Model-Agnostic Integration
Model-Agnostic Integration
Deeptrain is designed to be model-agnostic, functioning as a sophisticated bridge between your multi-modal data and over 200+ private and open-source Large Language Models (LLMs). This architecture allows you to swap underlying models without reconfiguring your entire data pipeline.
Connecting to Language Models
To integrate Deeptrain with your preferred model, you utilize the primary configuration interface. The system supports major providers including OpenAI, Anthropic, Google, and any open-source model hosted via Hugging Face or self-hosted environments (e.g., Ollama, vLLM).
Basic Initialization
The following example demonstrates how to initialize Deeptrain with a specific model provider:
from deeptrain import DeeptrainConnector
# Initialize the connector for a specific model
connector = DeeptrainConnector(
provider="openai", # e.g., 'anthropic', 'huggingface', 'ollama'
model="gpt-4-vision", # The specific model identifier
api_key="your_api_key" # Your provider API key
)
# Connect multi-modal data (e.g., a video) to the model
response = connector.process(
source="https://www.youtube.com/watch?v=example",
prompt="Analyze the sequence of events in this video."
)
print(response.text)
Configuration Parameters
When initializing the connection, the following parameters define the interface between Deeptrain and the target LLM:
| Parameter | Type | Description |
| :--- | :--- | :--- |
| provider | string | The hosting provider or framework (e.g., openai, anthropic, local). |
| model | string | The specific model ID (e.g., claude-3-opus, llama-3). |
| api_key | string | Required for private providers. For local models, this can be omitted. |
| base_url | string | (Optional) The endpoint for self-hosted or proxy models. |
| config | dict | (Optional) Additional model-specific parameters like temperature or top_p. |
Supported Model Categories
Deeptrain’s integration layer is categorized into three main implementation paths:
1. Private Managed Models
Direct integration for API-based models. Deeptrain handles the formatting of multi-modal inputs (like image embeddings or video transcriptions) into the specific format required by the provider's API.

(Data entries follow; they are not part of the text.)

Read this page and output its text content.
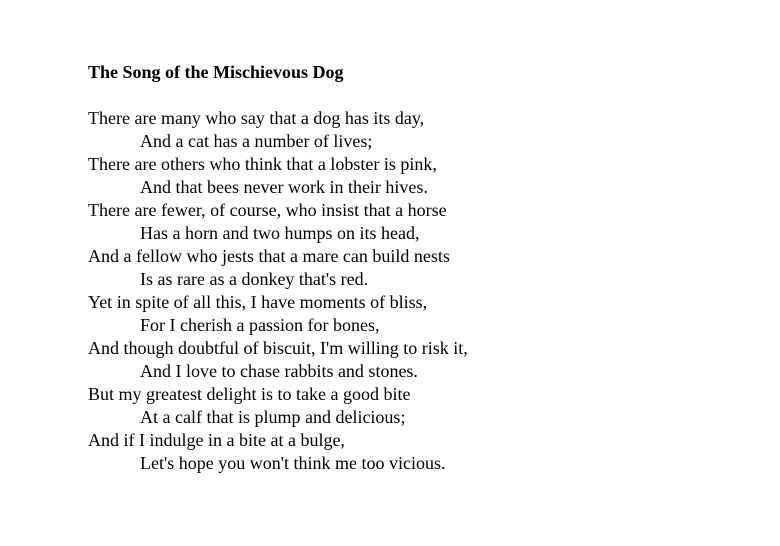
The Song of the Mischievous Dog
There are many who say that a dog has its day,
And a cat has a number of lives;
There are others who think that a lobster is pink,
And that bees never work in their hives.
There are fewer, of course, who insist that a horse
Has a horn and two humps on its head,
And a fellow who jests that a mare can build nests
Is as rare as a donkey that's red.
Yet in spite of all this, I have moments of bliss,
For I cherish a passion for bones,
And though doubtful of biscuit, I'm willing to risk it,
And I love to chase rabbits and stones.
But my greatest delight is to take a good bite
At a calf that is plump and delicious;
And if I indulge in a bite at a bulge,
Let's hope you won't think me too vicious.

- Supported: OpenAI (GPT-4o), Anthropic (Claude 3.5), Google (Gemini 1.5 Pro).
2. Open-Source & Self-Hosted
For developers running models locally or on private clouds. By specifying a base_url, Deeptrain can communicate with any OpenAI-compatible server.
- Supported: Llama 3, Mistral, Mixtral, Phi-3.
3. Non-Vision Models (Vision Enhancement)
One of Deeptrain's core strengths is enabling vision capabilities for models that do not natively support image or video processing. Deeptrain processes the visual data into a format (such as detailed spatial descriptions or temporal transcriptions) that a standard text-based LLM can interpret.
Handling Multi-modal Inputs
When using Deeptrain's model-agnostic layer, the input types are automatically handled based on the target model's capabilities:
# Example: Sending an image to a non-vision model
# Deeptrain will automatically process the image into a context-rich description
# before sending it to the text-only model.
connector = DeeptrainConnector(provider="local", model="llama-3-8b")
result = connector.process(
image_path="./diagram.png",
prompt="Explain this flowchart step by step."
)
Custom Model Integration (Internal Interface)
While Deeptrain supports 200+ models out of the box, it also provides an internal BaseModelAdapter class.
- Note: This is considered an internal component. It is used to map custom model response schemas to the Deeptrain standard output. If you are using a proprietary model with a unique API structure, you can extend this adapter to ensure compatibility with Deeptrain’s multi-modal data retrieval.